The book itself reads like a long monologue with the author's psychiatrist, so much so that the reader wants to send her a bill for professional services rendered. She devotes an entire page to a single incident where her mother chastises a maid for shattering a family heirloom. Okay, okay, you want to shout, your mother had the grace of a fish wife. Get on with it.
And she seems only dimly aware that her father's coldness and distance may have had something to do with the fact that he had been cuckolded and abandoned by her mother only a few years into their marriage. He never ceased to love his wife and his whole life seems to have been ruined by her infidelity. There is a moving story there, but the author lacks the empathy to tell it.
None of this, by the way, is a WASP thing. It is an Old Money thing, especially Old Money which has become impotent. You can see the same thing in virtually every ethnic group from Indian maharajahs to Russian nobility. It must be a false gods/golden idols phenomenon. Just as greyhounds lose their character when they catch the mechanical rabbit at a race, so does being born into privilege strip one of something fundamental. They are rare individuals who inherit a fortune and use it to do something worthwhile.
Still, it is hard to dislike Ms. Pell. One tends to side with her mother's Irish maid, who, when she would see Ms. Pell would mutter "poor, poor thing." Ms. Pell started life's race miles behind normal people who have learned that the secret to life in America is flexibility, enterprise and a good heart, qualities her parents' prestige and money worked against. She had a lot of catching up to do, and if she made some wrong turns along the way, it was because her mediocre education and lack of family values made her grossly unprepared for modern life.

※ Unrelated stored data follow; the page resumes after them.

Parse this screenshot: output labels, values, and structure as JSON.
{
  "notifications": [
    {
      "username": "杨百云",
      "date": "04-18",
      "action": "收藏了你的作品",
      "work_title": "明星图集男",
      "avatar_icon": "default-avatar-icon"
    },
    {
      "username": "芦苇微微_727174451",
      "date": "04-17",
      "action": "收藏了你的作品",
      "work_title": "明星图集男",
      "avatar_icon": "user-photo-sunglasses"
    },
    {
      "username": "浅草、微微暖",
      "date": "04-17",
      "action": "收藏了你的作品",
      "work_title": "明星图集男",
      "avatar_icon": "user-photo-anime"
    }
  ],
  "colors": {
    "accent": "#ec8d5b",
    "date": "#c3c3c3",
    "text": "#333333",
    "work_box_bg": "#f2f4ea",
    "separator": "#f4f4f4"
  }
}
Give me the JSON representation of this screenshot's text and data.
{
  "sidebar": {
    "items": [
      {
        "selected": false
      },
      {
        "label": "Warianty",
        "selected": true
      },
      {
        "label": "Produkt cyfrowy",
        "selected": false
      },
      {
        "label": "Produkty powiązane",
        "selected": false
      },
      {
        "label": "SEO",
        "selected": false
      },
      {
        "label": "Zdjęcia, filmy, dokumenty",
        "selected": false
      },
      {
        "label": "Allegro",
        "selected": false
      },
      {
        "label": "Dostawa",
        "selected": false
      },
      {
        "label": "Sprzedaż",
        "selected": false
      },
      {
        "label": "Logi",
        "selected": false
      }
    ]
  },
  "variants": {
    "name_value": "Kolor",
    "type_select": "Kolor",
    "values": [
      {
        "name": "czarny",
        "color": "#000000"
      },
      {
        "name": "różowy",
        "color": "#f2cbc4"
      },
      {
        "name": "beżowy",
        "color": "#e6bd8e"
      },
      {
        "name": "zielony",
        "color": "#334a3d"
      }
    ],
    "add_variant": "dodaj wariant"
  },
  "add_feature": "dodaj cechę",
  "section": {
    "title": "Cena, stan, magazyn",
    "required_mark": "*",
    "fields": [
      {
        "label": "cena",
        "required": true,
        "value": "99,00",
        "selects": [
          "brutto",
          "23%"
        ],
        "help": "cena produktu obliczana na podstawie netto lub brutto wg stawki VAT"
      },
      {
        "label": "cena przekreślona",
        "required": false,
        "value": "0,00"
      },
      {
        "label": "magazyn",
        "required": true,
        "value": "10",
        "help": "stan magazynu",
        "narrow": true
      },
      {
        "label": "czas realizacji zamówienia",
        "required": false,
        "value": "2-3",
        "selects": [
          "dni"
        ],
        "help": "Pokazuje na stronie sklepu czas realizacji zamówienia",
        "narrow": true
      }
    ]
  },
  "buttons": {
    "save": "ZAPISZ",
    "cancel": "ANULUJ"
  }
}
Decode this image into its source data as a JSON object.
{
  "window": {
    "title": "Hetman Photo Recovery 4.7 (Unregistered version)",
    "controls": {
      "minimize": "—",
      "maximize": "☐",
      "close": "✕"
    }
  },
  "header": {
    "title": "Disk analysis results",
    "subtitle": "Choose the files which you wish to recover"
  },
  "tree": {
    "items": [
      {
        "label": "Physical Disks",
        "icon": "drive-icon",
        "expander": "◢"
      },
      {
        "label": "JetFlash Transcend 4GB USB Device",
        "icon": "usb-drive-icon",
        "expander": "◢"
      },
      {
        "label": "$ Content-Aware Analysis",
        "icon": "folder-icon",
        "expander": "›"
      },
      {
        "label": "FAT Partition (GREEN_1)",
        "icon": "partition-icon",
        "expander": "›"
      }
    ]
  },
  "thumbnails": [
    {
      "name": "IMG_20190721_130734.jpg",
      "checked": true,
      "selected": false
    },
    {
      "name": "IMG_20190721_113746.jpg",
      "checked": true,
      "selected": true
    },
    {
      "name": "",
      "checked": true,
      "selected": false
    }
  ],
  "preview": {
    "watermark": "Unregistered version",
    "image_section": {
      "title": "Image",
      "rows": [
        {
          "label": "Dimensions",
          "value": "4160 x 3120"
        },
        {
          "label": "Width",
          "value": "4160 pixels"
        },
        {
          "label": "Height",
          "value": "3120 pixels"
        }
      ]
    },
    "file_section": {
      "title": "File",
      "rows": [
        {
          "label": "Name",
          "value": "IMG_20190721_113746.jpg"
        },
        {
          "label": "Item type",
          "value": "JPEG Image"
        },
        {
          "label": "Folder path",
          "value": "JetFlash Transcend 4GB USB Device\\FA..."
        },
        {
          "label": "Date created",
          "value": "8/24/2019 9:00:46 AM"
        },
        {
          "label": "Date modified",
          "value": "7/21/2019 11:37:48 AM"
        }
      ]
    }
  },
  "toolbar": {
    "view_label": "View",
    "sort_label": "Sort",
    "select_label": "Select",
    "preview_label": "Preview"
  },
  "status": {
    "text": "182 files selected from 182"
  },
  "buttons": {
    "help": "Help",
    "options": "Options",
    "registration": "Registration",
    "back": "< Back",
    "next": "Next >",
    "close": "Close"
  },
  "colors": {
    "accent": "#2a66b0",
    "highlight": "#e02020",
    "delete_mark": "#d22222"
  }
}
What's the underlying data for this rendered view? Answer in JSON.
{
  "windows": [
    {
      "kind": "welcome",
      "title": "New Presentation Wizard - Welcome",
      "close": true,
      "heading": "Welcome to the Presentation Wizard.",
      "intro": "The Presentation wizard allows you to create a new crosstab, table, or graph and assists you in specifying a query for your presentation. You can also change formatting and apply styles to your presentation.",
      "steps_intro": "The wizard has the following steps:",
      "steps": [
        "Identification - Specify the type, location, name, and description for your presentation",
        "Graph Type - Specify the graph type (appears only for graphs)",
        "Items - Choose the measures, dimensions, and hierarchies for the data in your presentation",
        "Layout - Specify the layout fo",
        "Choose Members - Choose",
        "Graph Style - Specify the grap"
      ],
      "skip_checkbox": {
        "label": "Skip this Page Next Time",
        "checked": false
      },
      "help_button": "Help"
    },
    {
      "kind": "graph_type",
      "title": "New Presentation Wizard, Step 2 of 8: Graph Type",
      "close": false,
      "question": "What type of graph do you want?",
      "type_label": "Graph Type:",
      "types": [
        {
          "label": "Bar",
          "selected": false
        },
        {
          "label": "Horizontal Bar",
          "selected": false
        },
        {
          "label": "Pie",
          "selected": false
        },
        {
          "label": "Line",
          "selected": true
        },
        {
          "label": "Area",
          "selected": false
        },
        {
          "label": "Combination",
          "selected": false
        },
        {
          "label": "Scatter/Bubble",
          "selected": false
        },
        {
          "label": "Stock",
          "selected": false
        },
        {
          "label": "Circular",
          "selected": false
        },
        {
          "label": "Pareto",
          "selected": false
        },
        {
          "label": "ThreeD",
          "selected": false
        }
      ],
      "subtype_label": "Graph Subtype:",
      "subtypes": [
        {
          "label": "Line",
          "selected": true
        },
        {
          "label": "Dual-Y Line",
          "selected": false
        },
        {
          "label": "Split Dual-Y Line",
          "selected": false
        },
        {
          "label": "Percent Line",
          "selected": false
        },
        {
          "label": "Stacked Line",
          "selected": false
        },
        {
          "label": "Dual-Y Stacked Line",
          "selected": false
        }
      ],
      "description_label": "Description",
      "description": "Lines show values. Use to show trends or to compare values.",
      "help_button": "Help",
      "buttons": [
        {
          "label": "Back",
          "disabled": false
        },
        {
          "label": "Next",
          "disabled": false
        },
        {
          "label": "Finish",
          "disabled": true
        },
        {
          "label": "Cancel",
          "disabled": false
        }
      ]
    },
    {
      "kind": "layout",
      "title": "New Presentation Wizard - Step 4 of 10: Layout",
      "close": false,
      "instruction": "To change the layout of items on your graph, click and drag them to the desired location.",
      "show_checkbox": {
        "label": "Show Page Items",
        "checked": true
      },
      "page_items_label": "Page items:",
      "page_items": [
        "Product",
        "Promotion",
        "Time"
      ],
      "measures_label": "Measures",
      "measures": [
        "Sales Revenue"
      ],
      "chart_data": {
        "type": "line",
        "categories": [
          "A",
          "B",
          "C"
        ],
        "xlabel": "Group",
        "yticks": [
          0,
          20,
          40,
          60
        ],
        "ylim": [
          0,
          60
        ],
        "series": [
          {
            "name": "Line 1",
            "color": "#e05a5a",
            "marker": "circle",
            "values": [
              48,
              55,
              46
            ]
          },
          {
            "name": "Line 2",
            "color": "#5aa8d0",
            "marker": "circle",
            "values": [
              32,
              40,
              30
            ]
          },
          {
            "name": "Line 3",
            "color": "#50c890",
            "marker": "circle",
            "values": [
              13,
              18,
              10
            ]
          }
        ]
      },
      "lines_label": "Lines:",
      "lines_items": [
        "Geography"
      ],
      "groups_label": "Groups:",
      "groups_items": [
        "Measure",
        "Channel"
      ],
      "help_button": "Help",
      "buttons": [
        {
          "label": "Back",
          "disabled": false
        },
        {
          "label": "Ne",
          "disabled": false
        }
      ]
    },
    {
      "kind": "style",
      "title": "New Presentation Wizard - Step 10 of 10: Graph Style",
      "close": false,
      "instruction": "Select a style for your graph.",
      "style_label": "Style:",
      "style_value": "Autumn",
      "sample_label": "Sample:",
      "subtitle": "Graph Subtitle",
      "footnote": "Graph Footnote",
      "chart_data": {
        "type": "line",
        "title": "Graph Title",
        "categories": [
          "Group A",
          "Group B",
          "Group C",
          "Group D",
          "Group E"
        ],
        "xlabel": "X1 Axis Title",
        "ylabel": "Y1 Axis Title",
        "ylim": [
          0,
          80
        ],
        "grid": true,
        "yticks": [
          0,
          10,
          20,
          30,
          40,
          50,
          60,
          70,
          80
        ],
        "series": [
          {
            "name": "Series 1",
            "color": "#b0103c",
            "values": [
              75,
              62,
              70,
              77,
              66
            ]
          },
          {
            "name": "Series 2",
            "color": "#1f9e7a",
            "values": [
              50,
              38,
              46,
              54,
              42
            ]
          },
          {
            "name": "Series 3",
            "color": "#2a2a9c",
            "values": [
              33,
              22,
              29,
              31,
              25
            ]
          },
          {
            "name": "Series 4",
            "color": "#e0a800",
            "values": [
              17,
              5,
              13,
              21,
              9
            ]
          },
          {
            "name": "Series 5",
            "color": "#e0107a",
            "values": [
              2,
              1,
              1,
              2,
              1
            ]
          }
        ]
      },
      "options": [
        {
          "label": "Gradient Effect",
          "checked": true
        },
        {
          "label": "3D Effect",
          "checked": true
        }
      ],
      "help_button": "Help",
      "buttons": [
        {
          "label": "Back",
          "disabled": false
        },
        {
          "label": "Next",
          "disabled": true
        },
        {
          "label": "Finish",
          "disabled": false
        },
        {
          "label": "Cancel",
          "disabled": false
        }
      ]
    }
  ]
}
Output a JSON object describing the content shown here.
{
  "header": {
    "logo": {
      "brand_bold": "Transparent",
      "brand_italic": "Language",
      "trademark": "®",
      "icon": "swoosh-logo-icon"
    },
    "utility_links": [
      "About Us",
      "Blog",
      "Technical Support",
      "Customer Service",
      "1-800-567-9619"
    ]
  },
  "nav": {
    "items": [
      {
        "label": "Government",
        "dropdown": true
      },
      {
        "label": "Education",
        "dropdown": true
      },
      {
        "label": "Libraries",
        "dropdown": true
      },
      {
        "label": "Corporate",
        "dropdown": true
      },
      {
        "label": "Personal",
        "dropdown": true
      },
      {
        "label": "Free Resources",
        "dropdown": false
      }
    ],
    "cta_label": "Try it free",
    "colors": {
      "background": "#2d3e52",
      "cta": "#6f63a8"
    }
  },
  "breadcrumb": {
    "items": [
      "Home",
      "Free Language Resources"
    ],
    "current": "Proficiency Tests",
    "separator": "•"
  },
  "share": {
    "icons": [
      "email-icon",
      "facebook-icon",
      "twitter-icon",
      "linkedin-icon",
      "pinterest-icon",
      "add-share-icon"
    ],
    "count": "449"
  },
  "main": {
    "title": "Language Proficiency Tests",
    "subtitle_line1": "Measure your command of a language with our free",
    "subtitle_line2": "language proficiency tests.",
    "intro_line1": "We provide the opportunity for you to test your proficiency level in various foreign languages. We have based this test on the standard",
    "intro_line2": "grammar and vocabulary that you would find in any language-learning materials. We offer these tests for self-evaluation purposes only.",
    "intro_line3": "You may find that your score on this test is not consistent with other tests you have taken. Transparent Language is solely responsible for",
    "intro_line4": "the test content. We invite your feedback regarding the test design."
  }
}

The best part of the book is her reconciliation with her mother and the support her sons show her (although true to form, we learn almost nothing about her boys: where did they go to school? what is significant in their lives? where is Ms. Pell's motherly pride?).
She portrays herself as a sort of Candide, which is a refreshing change from Cinderella, but I don't buy it quite. It's all about that ego. Maybe she can work on that as her next project.